One solution is to fall back on “Your list, your rules” but in the spirit of following community rules, what I would prefer to follow instead is precedent. Which brings us to the case of the Common Loon, and my motivation for writing this post in the first place: I’d love to see the ABA’s newly revived Recording Standards and Ethics Committee take up that challenge of (1) summarizing what we know from existing precedent, (2) soliciting examples of those “gray area” observations, and (3) providing an analysis of those “gray area” birds that’s accessible to the rest of the birding community.

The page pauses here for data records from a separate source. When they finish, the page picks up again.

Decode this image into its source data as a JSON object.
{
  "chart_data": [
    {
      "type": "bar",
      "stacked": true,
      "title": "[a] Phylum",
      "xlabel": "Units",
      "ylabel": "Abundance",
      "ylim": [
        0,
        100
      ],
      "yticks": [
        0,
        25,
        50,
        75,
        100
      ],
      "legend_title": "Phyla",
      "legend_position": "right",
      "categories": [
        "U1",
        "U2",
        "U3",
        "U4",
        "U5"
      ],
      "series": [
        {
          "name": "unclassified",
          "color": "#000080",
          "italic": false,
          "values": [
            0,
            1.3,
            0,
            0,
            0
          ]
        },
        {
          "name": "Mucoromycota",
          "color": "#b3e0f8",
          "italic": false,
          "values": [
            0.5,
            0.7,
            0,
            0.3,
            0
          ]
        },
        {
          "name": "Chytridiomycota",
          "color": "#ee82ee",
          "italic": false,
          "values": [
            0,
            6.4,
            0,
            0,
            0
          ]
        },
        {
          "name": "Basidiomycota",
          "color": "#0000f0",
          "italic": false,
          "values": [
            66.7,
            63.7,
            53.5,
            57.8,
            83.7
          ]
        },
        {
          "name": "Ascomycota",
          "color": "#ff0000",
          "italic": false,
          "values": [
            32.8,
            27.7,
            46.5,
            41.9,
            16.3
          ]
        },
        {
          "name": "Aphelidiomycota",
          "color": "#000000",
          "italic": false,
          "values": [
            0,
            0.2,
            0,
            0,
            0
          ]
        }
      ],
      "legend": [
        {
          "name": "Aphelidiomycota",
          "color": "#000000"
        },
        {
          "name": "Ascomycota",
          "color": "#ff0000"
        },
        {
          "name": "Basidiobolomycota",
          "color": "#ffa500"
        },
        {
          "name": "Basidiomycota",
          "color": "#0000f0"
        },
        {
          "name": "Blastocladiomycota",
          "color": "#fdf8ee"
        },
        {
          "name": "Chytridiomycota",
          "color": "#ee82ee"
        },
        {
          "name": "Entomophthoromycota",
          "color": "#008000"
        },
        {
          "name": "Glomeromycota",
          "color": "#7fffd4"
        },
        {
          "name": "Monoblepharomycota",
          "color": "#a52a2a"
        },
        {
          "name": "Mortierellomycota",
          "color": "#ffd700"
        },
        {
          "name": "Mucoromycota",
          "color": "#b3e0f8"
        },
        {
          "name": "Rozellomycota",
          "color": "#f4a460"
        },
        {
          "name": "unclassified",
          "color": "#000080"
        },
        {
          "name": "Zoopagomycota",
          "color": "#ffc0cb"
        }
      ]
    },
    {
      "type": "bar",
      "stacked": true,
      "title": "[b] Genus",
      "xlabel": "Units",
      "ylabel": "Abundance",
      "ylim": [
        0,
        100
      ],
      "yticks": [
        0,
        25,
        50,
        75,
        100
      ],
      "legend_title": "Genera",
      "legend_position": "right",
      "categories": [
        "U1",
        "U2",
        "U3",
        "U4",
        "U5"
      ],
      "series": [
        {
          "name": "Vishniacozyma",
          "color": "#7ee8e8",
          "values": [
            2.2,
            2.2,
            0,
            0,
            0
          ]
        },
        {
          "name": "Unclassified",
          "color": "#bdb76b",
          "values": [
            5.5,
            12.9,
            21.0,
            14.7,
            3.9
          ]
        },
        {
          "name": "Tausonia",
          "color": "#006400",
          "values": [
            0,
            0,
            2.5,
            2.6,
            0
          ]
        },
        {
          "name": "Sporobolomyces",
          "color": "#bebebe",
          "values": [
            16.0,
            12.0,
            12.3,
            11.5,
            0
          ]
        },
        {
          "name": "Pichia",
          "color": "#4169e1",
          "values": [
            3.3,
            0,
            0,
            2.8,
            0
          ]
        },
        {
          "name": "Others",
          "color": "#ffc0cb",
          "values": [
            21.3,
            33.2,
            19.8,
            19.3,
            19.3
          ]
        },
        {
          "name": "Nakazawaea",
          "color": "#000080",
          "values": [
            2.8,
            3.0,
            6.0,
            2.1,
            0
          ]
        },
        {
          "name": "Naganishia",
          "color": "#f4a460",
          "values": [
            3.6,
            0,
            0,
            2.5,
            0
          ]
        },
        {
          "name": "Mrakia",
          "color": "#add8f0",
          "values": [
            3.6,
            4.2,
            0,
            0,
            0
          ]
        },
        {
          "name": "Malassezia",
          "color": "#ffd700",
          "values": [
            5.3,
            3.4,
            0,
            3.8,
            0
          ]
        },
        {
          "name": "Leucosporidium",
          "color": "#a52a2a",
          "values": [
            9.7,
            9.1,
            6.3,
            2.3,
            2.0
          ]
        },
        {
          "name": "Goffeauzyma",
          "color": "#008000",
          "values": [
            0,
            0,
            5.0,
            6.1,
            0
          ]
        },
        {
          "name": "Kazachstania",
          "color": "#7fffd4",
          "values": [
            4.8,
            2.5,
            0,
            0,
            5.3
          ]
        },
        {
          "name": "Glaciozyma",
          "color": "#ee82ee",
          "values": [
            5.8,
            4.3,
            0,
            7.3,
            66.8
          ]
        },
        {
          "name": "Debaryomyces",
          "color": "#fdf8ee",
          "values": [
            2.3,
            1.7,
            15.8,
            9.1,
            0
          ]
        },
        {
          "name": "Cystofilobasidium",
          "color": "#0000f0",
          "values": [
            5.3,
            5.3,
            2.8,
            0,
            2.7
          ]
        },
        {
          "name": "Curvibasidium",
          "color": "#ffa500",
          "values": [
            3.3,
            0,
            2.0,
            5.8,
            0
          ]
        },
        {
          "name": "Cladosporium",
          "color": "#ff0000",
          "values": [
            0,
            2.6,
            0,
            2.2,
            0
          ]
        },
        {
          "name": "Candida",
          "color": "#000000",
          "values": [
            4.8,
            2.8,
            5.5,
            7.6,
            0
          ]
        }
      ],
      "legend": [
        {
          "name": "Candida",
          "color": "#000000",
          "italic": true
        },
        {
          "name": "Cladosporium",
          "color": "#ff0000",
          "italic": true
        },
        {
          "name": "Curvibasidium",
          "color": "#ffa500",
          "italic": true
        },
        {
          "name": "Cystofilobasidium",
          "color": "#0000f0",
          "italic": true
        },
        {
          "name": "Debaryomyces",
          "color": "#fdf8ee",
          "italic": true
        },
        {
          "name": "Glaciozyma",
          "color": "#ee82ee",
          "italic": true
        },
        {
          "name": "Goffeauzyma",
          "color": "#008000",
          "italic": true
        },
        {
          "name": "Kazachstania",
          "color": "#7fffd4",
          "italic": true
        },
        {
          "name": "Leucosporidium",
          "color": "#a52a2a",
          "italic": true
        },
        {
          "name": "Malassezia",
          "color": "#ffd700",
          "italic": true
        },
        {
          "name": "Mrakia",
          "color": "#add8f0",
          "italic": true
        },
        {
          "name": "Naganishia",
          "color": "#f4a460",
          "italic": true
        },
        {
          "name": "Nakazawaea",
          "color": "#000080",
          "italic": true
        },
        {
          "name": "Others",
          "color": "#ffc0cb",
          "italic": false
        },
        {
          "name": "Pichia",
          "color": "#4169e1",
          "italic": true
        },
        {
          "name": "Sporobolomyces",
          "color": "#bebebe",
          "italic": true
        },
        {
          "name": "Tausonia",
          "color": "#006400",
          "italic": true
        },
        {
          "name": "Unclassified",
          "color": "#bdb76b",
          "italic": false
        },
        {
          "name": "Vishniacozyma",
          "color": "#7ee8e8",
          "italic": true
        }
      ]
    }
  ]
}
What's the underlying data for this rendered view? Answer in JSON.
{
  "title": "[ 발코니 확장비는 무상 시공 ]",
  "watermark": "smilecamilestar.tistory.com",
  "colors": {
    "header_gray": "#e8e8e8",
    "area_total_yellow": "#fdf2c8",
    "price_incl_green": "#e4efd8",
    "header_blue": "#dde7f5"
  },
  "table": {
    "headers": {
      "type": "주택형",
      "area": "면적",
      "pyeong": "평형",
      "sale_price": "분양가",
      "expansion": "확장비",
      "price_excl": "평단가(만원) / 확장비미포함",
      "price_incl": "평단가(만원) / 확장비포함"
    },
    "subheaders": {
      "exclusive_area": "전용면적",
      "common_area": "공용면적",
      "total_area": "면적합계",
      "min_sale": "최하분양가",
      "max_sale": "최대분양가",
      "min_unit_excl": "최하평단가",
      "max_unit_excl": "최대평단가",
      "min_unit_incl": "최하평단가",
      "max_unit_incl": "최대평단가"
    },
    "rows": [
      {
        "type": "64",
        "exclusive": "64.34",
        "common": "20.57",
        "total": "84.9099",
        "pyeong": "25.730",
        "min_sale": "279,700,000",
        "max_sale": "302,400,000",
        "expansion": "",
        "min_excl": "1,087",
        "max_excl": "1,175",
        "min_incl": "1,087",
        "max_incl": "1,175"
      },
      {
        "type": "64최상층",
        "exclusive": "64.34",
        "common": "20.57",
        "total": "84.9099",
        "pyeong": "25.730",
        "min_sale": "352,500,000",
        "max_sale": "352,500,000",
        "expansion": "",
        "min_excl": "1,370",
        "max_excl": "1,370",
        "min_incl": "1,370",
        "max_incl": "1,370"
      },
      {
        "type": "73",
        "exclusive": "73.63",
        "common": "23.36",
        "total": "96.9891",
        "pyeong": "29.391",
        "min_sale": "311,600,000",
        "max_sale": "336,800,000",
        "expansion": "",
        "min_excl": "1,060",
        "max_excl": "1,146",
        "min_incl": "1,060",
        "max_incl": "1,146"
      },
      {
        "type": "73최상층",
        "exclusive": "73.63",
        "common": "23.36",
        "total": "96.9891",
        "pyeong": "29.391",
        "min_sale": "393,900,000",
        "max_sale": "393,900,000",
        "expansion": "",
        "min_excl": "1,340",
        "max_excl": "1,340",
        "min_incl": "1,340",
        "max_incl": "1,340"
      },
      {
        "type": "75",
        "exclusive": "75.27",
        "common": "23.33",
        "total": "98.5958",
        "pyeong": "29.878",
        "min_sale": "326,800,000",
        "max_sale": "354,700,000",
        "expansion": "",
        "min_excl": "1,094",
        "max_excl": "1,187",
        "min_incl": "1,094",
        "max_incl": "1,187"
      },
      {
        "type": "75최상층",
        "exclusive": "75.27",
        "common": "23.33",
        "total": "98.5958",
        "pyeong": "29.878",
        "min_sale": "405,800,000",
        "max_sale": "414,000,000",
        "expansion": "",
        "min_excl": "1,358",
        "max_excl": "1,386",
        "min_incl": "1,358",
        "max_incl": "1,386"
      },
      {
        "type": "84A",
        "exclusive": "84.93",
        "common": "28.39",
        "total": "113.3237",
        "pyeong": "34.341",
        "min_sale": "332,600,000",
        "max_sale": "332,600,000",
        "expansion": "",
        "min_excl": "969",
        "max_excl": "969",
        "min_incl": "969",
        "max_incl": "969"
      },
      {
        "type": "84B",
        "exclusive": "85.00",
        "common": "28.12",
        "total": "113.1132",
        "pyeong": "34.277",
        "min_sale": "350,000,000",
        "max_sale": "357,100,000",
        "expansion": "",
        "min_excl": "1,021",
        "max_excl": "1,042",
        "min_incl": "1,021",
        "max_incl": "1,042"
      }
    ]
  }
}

Here in Ohio, we kick off each new year by gunning for 100 species in the state during January. This past January, a Common Loon (S16515764) appeared in Columbus (Franklin Co) and for many of us was our only observation of that species for the county during January. It was swimming freely in a stretch of open river, and was present from 25 January through the end of the month. Seems countable, right? Well, there’s catch: with little open water in the region at the time, it turns out this bird was released there by rehabbers on the 25th after it was found in a driveway in Nelsonville (Athens Co) about 60 miles southeast of Columbus earlier in the month. It also may have taken a long flight upriver the day after it’s release.
So when, if ever, did this bird count for those of us keeping Franklin Co. lists for that January? Was it “alive, wild, and unrestrained” immediately after release, or did it take a few hours (or days?) before it became countable? Does the fact that it was brought to the county by people strike it from our county lists, but not our “January 100” list for the state?
In the end, I think we all ended up seeing it long enough after it’s release that we went ahead and counted it for our county lists. For our local games, I think most of us also counted other “iffy” birds like Ring-necked Pheasants out at Battelle Darby Creek Metro Park (very likely released there), and Trumpeter Swans which here in Ohio are almost certainly descendants of introduced birds now breeding in the Great Lakes region (their countability is questionable which has left many to defer to the state records committee).
So what do you think? Are there any species in your area that the locals count but maybe shouldn’t? Any that should count that local birders refuse to elevate to the status of “countable”? Do you apply different criteria to your different lists?